Dalam sebuah wawancara dengan Kitco News pada Februari lalu, Bernard Dahdah, analis logam mulia di Natixis, mengatakan bahwa China adalah negara konsumen emas terbesar di dunia. Cina juga merupakan produsen emas terbesar di dunia dan memiliki ambisi untuk menjadi hub emas utama dunia. Demikan majalah Forbes melaporkan, awal pekan ini. Diperkirakan China akan meluncurkan yuan berbasis emasnya ini dalam bulan April 2016 ini juga.

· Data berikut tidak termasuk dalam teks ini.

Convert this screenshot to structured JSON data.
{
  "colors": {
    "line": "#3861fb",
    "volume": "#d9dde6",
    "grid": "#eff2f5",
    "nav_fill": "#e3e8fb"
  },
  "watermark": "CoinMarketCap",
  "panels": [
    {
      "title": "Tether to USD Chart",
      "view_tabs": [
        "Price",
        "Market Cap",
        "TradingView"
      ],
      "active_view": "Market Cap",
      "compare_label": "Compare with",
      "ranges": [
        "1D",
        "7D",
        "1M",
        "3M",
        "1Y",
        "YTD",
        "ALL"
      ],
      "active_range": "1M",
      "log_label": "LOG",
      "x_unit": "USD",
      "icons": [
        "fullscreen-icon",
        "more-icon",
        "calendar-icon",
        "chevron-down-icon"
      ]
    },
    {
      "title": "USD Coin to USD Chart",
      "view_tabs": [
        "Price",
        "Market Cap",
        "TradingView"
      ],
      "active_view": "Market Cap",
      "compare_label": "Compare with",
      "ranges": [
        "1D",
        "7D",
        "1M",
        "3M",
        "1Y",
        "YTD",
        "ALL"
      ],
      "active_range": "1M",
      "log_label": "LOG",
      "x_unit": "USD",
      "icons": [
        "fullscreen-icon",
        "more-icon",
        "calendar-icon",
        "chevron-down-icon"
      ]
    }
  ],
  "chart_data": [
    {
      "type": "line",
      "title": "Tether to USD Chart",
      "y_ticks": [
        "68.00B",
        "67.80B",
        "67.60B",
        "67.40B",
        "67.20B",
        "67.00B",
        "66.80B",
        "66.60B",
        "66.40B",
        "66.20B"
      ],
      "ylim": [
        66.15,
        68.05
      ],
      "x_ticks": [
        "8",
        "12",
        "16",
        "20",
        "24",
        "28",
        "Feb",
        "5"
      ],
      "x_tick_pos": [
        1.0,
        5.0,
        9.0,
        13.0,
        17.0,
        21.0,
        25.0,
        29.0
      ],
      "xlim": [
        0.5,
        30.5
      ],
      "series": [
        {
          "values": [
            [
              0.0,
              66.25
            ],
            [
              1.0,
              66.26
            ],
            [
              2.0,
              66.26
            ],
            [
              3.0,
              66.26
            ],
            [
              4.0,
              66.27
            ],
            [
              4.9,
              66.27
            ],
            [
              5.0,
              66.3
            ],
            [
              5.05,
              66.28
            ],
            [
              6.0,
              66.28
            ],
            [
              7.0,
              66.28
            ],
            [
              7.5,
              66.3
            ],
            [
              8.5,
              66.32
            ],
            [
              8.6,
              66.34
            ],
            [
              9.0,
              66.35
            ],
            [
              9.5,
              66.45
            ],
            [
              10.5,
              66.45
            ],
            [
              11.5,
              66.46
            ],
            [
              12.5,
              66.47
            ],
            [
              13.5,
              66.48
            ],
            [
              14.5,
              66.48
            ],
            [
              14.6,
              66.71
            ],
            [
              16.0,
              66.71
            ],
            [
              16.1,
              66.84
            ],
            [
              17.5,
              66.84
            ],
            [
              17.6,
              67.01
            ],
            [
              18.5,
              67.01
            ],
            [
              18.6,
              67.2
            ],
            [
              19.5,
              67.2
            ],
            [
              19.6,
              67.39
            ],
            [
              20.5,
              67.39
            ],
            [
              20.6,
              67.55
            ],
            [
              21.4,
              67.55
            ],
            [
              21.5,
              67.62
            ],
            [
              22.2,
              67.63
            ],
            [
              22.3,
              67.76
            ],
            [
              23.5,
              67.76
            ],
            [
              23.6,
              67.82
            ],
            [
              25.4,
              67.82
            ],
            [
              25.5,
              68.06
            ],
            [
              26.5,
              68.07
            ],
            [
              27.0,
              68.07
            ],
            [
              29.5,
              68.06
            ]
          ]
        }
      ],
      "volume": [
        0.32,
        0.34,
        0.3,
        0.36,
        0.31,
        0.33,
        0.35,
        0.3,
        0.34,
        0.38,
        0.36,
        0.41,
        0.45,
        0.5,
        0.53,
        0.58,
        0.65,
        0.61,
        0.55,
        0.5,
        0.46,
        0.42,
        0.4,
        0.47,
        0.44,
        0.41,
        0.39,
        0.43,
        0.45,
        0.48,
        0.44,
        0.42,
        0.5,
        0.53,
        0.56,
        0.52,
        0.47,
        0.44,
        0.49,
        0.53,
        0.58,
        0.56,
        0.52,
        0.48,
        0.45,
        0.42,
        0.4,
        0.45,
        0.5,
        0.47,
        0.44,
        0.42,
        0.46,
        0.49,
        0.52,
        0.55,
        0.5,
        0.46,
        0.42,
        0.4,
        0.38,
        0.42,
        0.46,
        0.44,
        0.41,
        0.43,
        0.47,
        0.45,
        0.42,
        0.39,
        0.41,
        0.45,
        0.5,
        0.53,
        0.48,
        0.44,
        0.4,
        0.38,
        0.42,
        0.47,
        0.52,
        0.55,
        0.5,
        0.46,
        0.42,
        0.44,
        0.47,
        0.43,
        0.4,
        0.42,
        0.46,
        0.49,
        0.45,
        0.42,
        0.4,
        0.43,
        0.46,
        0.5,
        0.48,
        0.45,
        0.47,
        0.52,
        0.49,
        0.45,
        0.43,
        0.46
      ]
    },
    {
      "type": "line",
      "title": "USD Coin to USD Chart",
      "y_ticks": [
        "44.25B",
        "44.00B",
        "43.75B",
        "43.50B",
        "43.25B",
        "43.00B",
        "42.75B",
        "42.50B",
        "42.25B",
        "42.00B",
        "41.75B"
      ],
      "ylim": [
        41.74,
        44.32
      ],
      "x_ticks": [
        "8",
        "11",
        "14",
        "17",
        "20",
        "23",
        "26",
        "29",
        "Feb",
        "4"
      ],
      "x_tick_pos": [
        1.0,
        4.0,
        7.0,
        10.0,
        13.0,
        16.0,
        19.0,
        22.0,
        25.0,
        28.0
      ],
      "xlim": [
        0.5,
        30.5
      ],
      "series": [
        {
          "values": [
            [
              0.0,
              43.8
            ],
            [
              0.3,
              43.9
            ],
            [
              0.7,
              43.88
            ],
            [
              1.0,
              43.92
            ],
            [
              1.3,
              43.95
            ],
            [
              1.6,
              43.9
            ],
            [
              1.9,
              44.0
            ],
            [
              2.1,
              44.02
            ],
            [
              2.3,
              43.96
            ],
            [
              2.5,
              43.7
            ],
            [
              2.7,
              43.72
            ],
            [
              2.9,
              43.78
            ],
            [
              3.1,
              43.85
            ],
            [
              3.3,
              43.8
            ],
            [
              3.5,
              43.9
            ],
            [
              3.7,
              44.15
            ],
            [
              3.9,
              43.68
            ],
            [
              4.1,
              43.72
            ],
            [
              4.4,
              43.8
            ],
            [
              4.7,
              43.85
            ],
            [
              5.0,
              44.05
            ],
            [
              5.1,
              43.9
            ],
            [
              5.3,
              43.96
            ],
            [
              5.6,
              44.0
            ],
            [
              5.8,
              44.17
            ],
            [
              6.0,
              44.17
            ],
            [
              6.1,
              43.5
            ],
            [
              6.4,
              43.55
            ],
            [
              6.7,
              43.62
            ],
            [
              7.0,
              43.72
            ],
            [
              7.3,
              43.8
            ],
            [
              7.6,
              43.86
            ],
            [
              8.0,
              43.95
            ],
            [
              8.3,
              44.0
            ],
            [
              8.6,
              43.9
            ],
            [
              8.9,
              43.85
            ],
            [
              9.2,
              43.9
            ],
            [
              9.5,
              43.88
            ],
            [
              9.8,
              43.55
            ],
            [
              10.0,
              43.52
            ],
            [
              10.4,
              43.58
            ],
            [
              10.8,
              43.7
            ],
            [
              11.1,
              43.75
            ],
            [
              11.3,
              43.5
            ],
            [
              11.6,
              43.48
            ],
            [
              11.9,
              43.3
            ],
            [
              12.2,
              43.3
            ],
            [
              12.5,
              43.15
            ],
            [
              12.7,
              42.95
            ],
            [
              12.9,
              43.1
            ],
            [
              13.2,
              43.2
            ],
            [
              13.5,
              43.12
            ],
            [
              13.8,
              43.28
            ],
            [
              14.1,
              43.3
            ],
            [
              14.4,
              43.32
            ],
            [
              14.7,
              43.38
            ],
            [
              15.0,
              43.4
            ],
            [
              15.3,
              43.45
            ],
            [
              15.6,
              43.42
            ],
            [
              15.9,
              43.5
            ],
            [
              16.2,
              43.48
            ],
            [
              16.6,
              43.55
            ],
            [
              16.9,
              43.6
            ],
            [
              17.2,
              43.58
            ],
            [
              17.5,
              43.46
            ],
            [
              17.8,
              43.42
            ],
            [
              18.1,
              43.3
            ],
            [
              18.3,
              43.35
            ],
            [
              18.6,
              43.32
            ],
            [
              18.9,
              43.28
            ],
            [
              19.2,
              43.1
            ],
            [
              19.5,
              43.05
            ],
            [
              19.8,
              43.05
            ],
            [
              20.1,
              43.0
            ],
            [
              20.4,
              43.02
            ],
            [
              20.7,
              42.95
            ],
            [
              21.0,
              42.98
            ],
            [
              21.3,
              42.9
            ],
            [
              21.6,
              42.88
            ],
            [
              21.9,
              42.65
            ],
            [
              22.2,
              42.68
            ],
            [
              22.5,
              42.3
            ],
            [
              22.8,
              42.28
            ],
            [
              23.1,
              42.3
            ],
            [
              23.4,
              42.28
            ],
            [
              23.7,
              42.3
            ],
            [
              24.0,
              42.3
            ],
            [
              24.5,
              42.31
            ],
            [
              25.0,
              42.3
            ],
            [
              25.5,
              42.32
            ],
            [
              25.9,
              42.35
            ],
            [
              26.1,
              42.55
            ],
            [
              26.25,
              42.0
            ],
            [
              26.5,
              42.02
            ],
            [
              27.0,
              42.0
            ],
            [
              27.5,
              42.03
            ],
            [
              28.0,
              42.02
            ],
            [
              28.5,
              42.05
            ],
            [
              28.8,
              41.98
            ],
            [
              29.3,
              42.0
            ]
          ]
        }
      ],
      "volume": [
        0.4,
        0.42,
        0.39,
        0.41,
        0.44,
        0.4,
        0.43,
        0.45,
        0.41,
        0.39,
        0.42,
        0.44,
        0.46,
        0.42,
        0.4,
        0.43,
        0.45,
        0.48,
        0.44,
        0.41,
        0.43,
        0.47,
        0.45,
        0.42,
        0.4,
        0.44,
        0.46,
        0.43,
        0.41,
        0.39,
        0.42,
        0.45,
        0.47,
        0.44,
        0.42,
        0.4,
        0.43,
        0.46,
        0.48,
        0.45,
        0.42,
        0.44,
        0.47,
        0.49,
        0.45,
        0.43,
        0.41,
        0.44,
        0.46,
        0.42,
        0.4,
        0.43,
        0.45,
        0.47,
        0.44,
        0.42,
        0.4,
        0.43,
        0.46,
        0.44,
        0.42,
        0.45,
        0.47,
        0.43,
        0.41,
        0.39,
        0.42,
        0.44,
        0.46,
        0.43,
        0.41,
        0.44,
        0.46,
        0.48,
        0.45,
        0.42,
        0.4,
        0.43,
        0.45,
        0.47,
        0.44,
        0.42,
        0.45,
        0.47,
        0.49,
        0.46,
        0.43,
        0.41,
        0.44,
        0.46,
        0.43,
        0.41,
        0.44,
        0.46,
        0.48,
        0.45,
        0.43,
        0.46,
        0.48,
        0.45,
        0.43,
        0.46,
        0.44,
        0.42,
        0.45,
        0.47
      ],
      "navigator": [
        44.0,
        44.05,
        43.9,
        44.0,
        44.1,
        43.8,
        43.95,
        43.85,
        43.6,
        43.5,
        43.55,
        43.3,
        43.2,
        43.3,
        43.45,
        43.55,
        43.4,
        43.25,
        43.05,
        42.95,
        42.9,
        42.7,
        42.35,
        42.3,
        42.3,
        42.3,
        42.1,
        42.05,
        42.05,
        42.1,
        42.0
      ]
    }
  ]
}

Tentu, perlu waktu cukup lama, sebelum China daopat mengambil alih pasar internasional yang sudah lama lebih mapan seperti London dan New York. Yang pasti adalah mereka yang menguasai emas akan menguasai dunia. Sistem uang kertas dan uang digital semakin rapuh, dan terus mengalami masalah. Mereka yang paham telah mulai beralih kepada emas.

Yang penting dipahami juga dengan yuan berbasis emas ini adalah, China dan nampaknya akan diikuti segera oleh Rusia, tidak akan lagi menerima dolar AS sebagai alat pembayaran internasional. Dan ketika dolar AS tidak lagi dipakai sebagai alat bayar internasional maka tamatlah riwayatnya. Akibatnya bagi sistem moneter dunia akan sangat besar. Semua uang kertas akan rontok dibuatnya.

saupload_Gold_Currency_Wars

Di sinilah pentingnya umat Islam kembali mulai menggunakan Dinar emas dan Dirham perak. Mulai gunakan untuk kepentingan pribadi-pribadi, sebagai alat bayar zakat, mahar, kado dan hadiah, serta alat untuk berjaal beli. Dengan demikian emas dan perak kembali berada di tangan umat dan rakyat kebanyakan. Melalui perdagangan dan zakat atau sedekah koin dinar emas dan koin dirham perak akan berpindah dari tangan ke tangan, memeratakan kekayaan dan kemakmuran.